Here are five simple ways to start your savings project:
1. Start really small. It’s OK to save what feels like a ridiculously small amount of money at first—even as little as $5 a week. That may not seem like much, but even small amounts add up over time. You want to make sure your goal is achievable and that you’re saving consistently, which you probably can do if you’re only saving $5 a week. When you’ve shown yourself that you can successfully save for a few months, you’ll have the confidence to slowly increase the amount you’re setting aside.
Have your bank or credit union automatically transfer the money into your savings account once a week, or use an online savings account (Capital One 360, Ally Bank, Discover, and GoBank are a few). It often takes a day or two to transfer money from your online savings account back into your checking account, so you won’t be as tempted to use it for impulse purchases.
2. Rethink ongoing expenses. Take a closer look at your car loan, homeowner’s/renter’s insurance, cable TV/Internet plan, cell phone bill, and other recurring charges. One by one, see if you can modify your plan or negotiate a better deal. Add any savings directly into your new automatic savings plan. Because you likely pay these expenses without even thinking about them, any savings here will feel like “found money.”
3. Gently increase retirement savings. You’re probably not putting the recommended 15 percent to 20 percent of your pay into your workplace or self-employed retirement plan. Although this is savings you won’t access for a long time to come, it’s still important. Make a commitment to increase your contributions by just 1 percent each year. Up your contributions around the time you get your yearly raise and you’ll barely even notice the change. Plus, your employer may match a certain amount of your contributions. That’s essentially free money. Don’t turn it down.
4. Take a closer look at your food budget. This is an area where many families have more flexibility than they think, but it’s also a budget they’re reluctant to change. Give your food bill some extra attention for a month or so. Can you cut just $5 or $10 out of your weekly charges? If so, that money can go toward savings. You don’t need to become an extreme couponer, either. Simply look at the one or two most expensive items on your grocery receipt and ask yourself if there’s a way to cut them back. Are you spending a lot on deli meat for sandwiches? Start roasting a whole turkey or cooking a ham once a month, slicing the meat, and freezing it. Do you splurge on convenience foods when you’re too tired or busy to cook? Start cooking a double dinner batch once a week and freezing half of it for a hectic night.
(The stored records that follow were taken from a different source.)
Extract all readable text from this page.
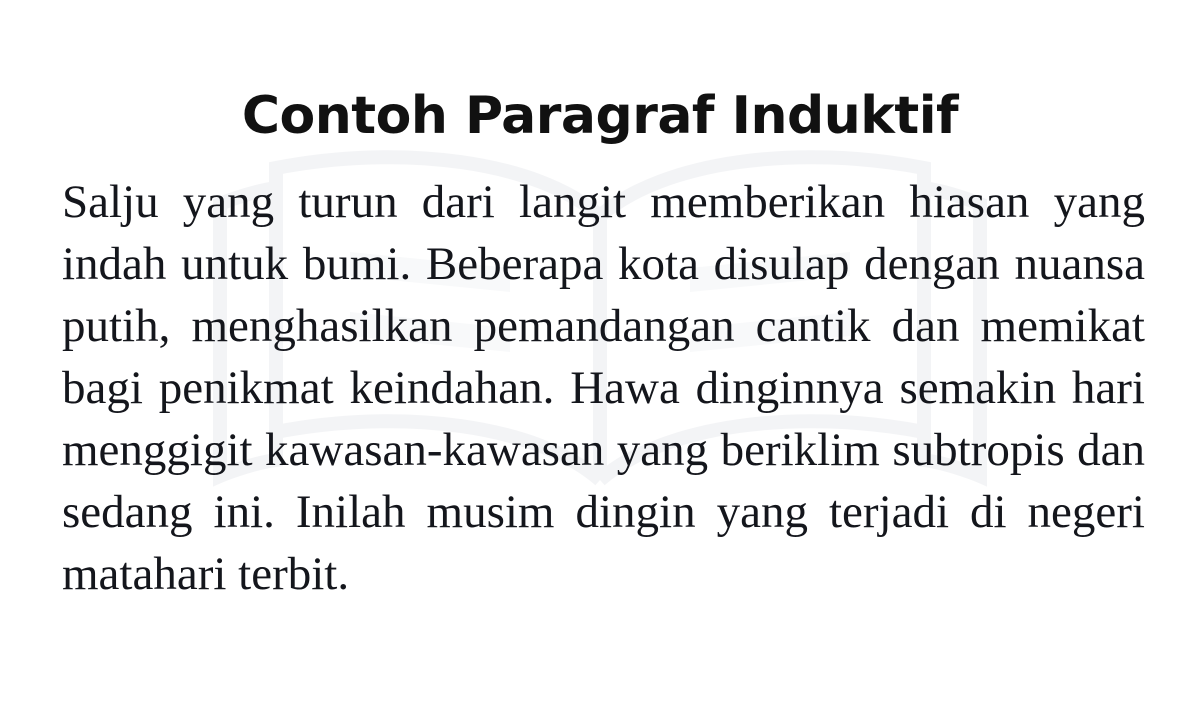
Contoh Paragraf Induktif

Salju yang turun dari langit memberikan hiasan yang indah untuk bumi. Beberapa kota disulap dengan nuansa putih, menghasilkan pemandangan cantik dan memikat bagi penikmat keindahan. Hawa dinginnya semakin hari menggigit kawasan-kawasan yang beriklim subtropis dan sedang ini. Inilah musim dingin yang terjadi di negeri matahari terbit.
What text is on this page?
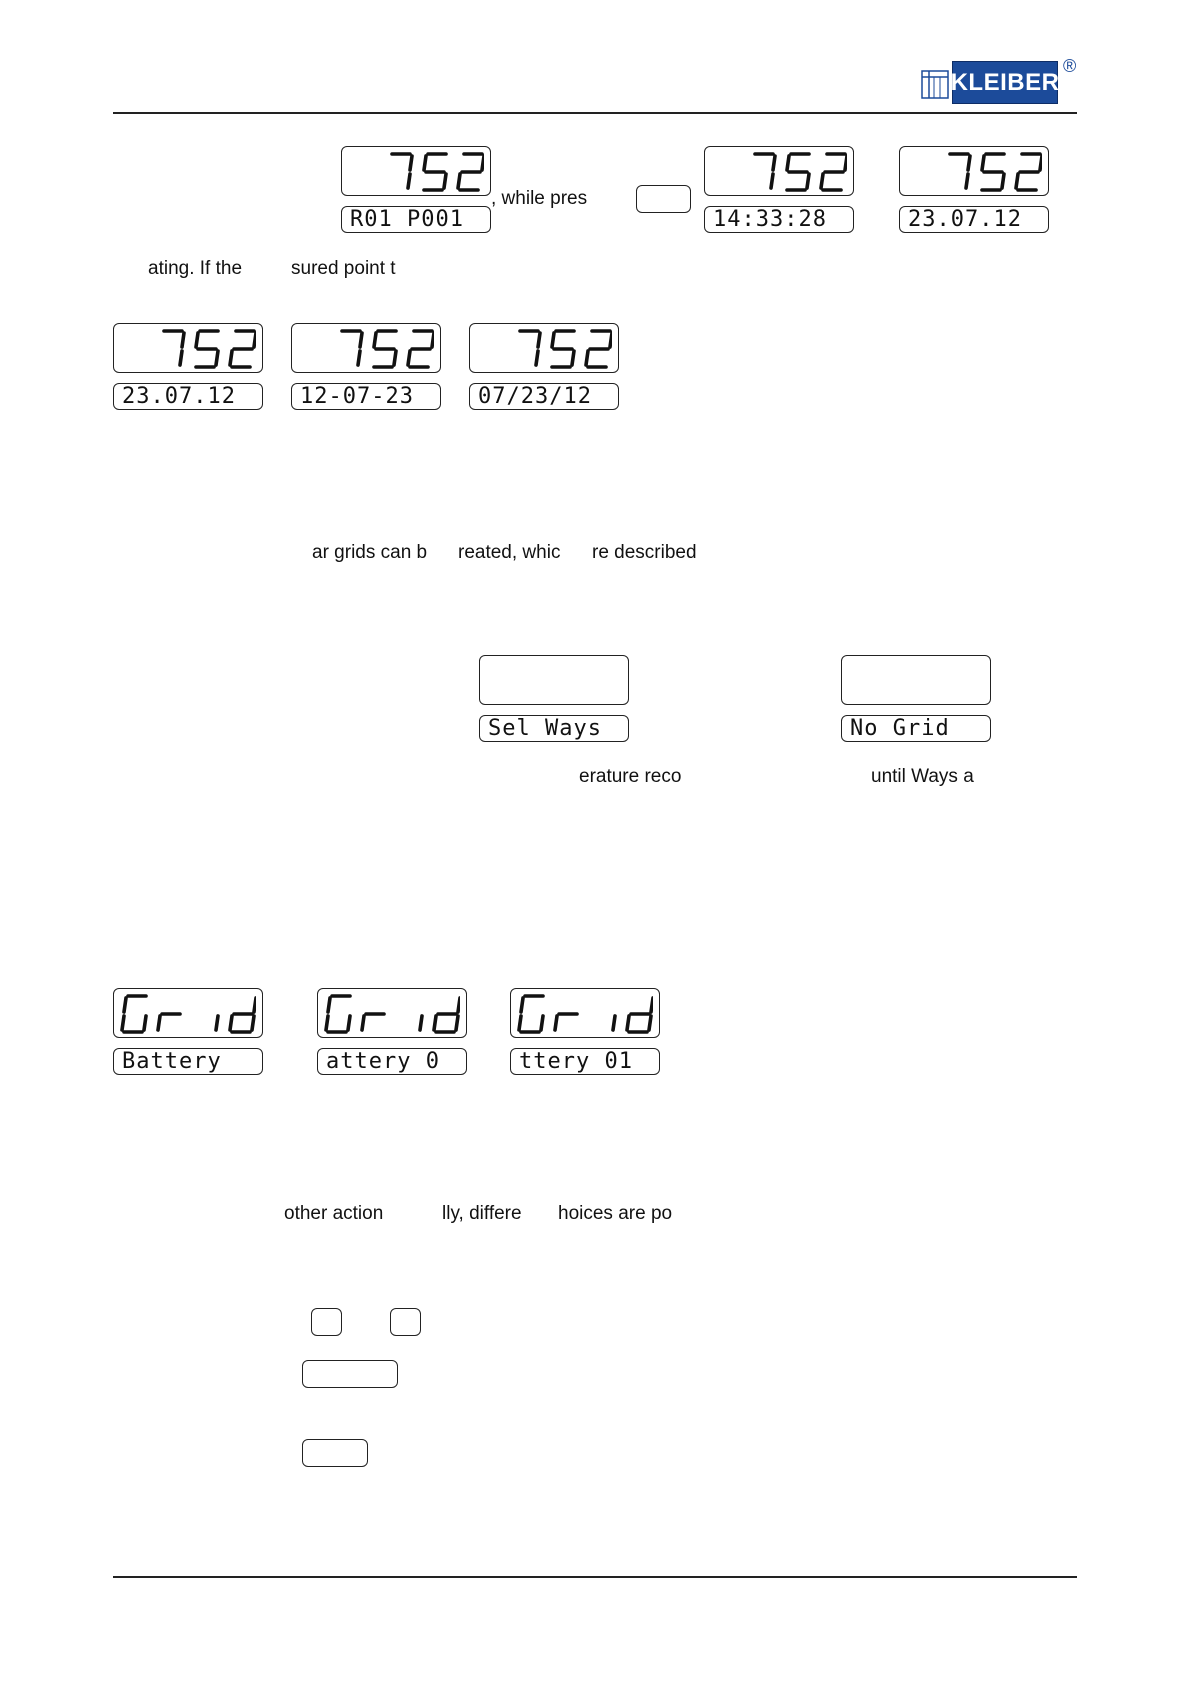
KLEIBER
®
R01 P001
, while pres
14:33:28	23.07.12
ating. If the	sured point t
23.07.12	12-07-23	07/23/12
ar grids can b reated, whic re described
Sel Ways	No Grid
erature reco	until Ways a
Battery	attery 0	ttery 01
other action	lly, differe hoices are po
5. Use credit card rewards wisely. If you’re using a credit card that offers cash-back rewards, start mentally considering these points as savings rather than as splurge options. Once you’ve accumulated enough points to earn cash back, redeem it. Put the money immediately in savings instead of using it to buy those tempting gift cards for restaurants or other places that sell non-necessities. If, for some reason, you must redeem your points for gift cards or merchant discounts, earmark them for holiday and birthday gifts. Take a corresponding amount of money out of your checking account or gifts budget and tuck it into savings. Voila! Your credit card just helped you add to your savings account.